Kolluğu da -maskeli üniformasını çıkarınca- eşraftan, halktan Ku Klux Klan (KKK) sürülerine, cüppesinin eteğindeki “güruh”a emanet ediliyor. Ritüeli, kostümü, yanan haçla dekoru, sahnesi, hatta pikniği, “linç partileri” bile var. Yazımın fotoğrafında “ailecek” mesela. 7’den 70’e linç kültürü… İkinci karede kimi kendini, kızını-oğlunu o kültürle süsleyip partiye, pikniğe gelmiş, kimi takmış madalyalarını öyle icabet etmiş.
Bir marka, bir manşet
Çocukluğuma ve az ilerisine gidince linçin edebiyattaki, sinemadaki iki örneği hâlâ hafızamda. İlki Halide Edib Adıvar’ın “Vurun Kahpe”ye romanı. Bir tür marka… 1923 sonunda Akşam Gazetesi’nde tefrika edilmiş, üç yıl sonra da basılmış. Romandan öte atılan bir manşet.

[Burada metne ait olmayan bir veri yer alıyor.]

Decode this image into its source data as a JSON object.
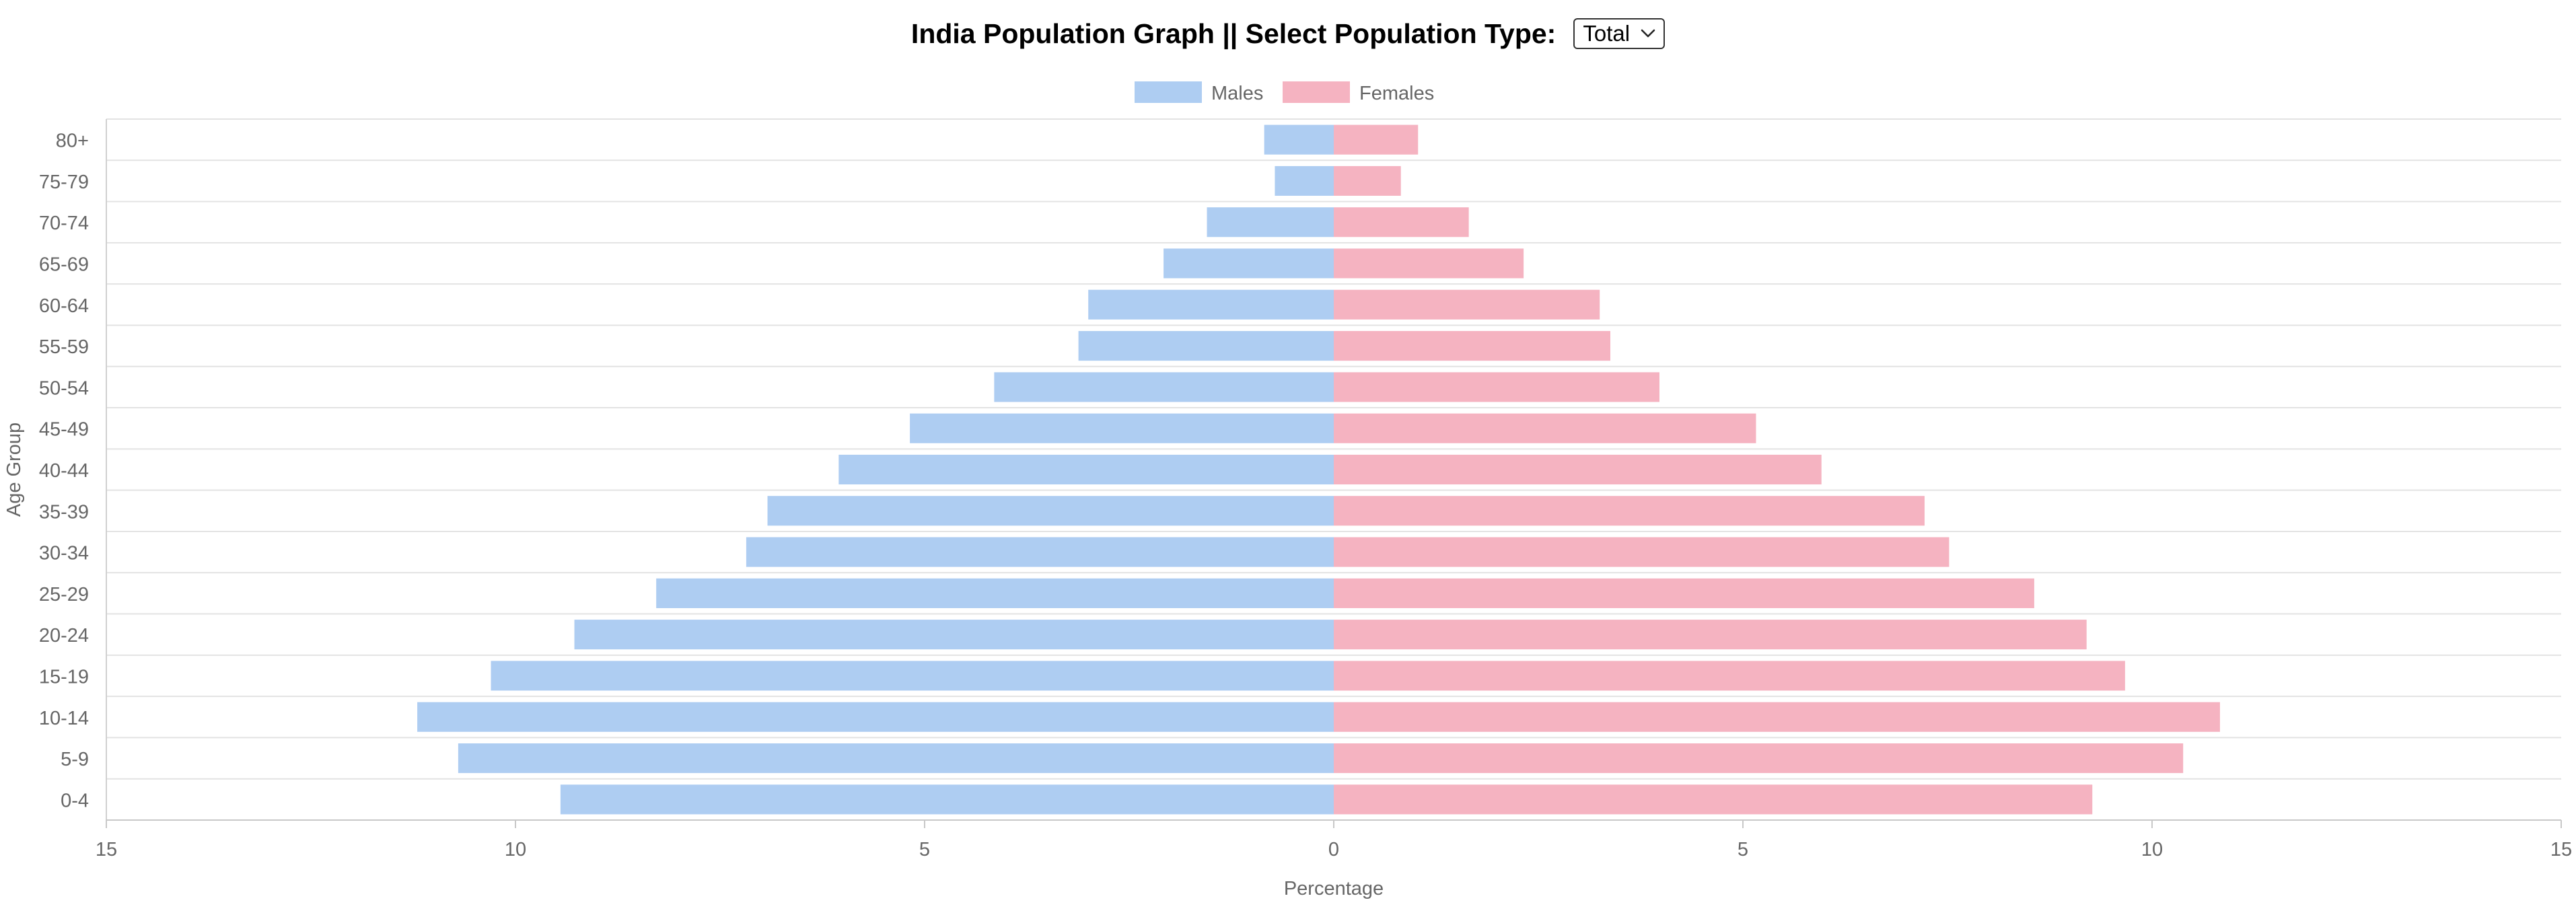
{
  "header": {
    "title": "India Population Graph || Select Population Type:",
    "select": {
      "selected": "Total",
      "icon": "chevron-down-icon"
    }
  },
  "chart_data": {
    "type": "bar",
    "orientation": "horizontal",
    "layout": "population-pyramid",
    "title": "",
    "xlabel": "Percentage",
    "ylabel": "Age Group",
    "xlim": [
      -15,
      15
    ],
    "x_ticks": [
      -15,
      -10,
      -5,
      0,
      5,
      10,
      15
    ],
    "x_tick_labels": [
      "15",
      "10",
      "5",
      "0",
      "5",
      "10",
      "15"
    ],
    "categories": [
      "80+",
      "75-79",
      "70-74",
      "65-69",
      "60-64",
      "55-59",
      "50-54",
      "45-49",
      "40-44",
      "35-39",
      "30-34",
      "25-29",
      "20-24",
      "15-19",
      "10-14",
      "5-9",
      "0-4"
    ],
    "series": [
      {
        "name": "Males",
        "color": "#AECDF2",
        "direction": "left",
        "values": [
          0.85,
          0.72,
          1.55,
          2.08,
          3.0,
          3.12,
          4.15,
          5.18,
          6.05,
          6.92,
          7.18,
          8.28,
          9.28,
          10.3,
          11.2,
          10.7,
          9.45
        ]
      },
      {
        "name": "Females",
        "color": "#F5B3C1",
        "direction": "right",
        "values": [
          1.03,
          0.82,
          1.65,
          2.32,
          3.25,
          3.38,
          3.98,
          5.16,
          5.96,
          7.22,
          7.52,
          8.56,
          9.2,
          9.67,
          10.83,
          10.38,
          9.27
        ]
      }
    ],
    "legend": "top-center",
    "grid": "horizontal"
  }
}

“Düşmanla işbirliği” içinde olan “eski”ye karşı “yeni”nin, yani düşman tarafların resmi ideolojinin stereotipleri üzerinden hesaplaşması. Hasan Ali Yücel’in tanımlamasıyla “inkılâpçı eser”. Yönetmen Lütfi Ömer Akad 1949’da romanı sinemaya uyarlıyor. Gişesiyle yönetmenin önünü açsa da kısa sürede üç kez sansüre uğruyor.
Keyifli “sahne eseri”!
Ancak 6-7 Eylül 1955’de “gayrimüslimler”e, Rumlara, Ermenilere, Yahudilere yönelik linç, pogrom, yağma, kıyım, tecavüz, şiddet, dayak, işkence (yani her şey) çocukluk hafızamda pek öyle değil. Üstelik daha taze sayılır. En az 11 kişi öldürülmüş, 5 binden fazla ev, işyeri, ibadethane yakılmış, yıkılmış, mezarlar parçalanmış, hatta kazılmış.
O iki günde insanın insana ettiğini, “örnek olayları” aktarmak bile müşkül. O korkunç işkencelerin bazıları da senaryolu, katılanlar için keyifli “sahne eseri”! Bir papazı -oracıkta- sünnet etmek! Ama KKK kukuletaları da yok, gamalı haçları da… Bayrak yetiyor her zamanki gibi. Oldukları gibi gelmişler. O güruhun içinde linçe, yağmaya uğrayanların komşuları, meslektaşları, “ahbap”ları da var.
6-7 Eylül ve toplumsal hafıza
Hafızamızda yeri neydi, ne kadardı hatırlamıyorum. Üstünden buharlı ütü gibi bi güzel “Eskiden yoktu böyle şeyler, Rumlar, Ermeniler, Kürtler -filan- hep komşumuzdu!” geçmiş. Toplumsal hafıza deyip geçmek bile yetersiz belki. Âlâsı toplumsal hafızanın… Çünkü farklı diyebileceğimiz, öyle gördüğümüz “toplum kesitleri” de orada buluşuyor yeri-zamanı-lüzumu gelince.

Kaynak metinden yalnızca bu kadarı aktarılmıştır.